La famille, les amis et la troupe de Maurice Béjart ont rendu un ultime hommage au chorégraphe franco-suisse hier après-midi à Lausanne. Une cérémonie chargée d'émotion a réuni plusieurs personnalités politiques ou artistiques.

Plus de 400 personnes se sont retrouvées à la salle Métropole, dont des directeurs de ballet, des imprésarios et d'anciens danseurs souvent venus de l'étranger. L'ambassadeur de France en Suisse Jean-Didier Roisin comme le président du Sénat belge Armand De Decker avaient fait le déplacement.

Le président du Comité international olympique Jacques Rogge, le directeur de l'Office fédéral de la culture Jean-Frédéric Jauslin ou le président du Conseil d'Etat vaudois Pascal Broulis étaient présents. Dans l'assistance figuraient l'accordéoniste française Yvette Horner ainsi que Santo Versace, frère du couturier italien assassiné Gianni Versace.
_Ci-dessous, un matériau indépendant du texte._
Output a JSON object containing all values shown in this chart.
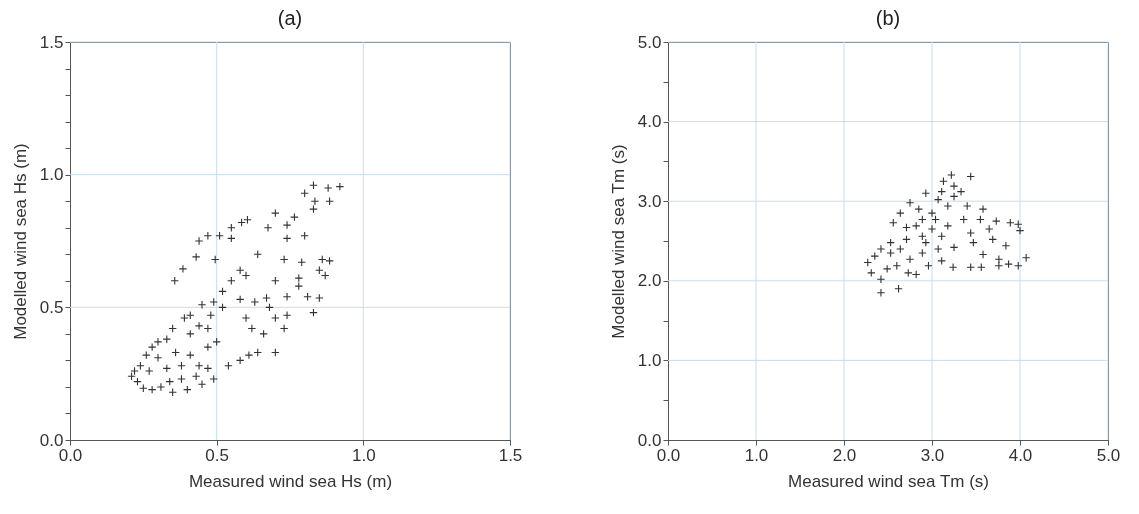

«Les Suisses perdent un ami et un ambassadeur dans le monde», a notamment dit le syndic de Lausanne Daniel Brélaz au début de la cérémonie. La salle a ensuite été plongée longuement dans l'obscurité alors qu'une musique grave et imposante s'élevait. Le grand rideau noir de la scène s'est ouvert, révélant le cercueil de Maurice Béjart sous une lumière crue.

Ami du défunt, le romancier belge François Weyergans a expliqué la raison de cette réunion dans un théâtre. «Sa seule religion était le théâtre qui lui permettait aussi d'accéder au sacré», a-t-il déclaré. Progressivement, l'éclairage a mis en valeur des objets placés de part et d'autre du cercueil, autant de symboles de la destinée de l'illustre chorégraphe.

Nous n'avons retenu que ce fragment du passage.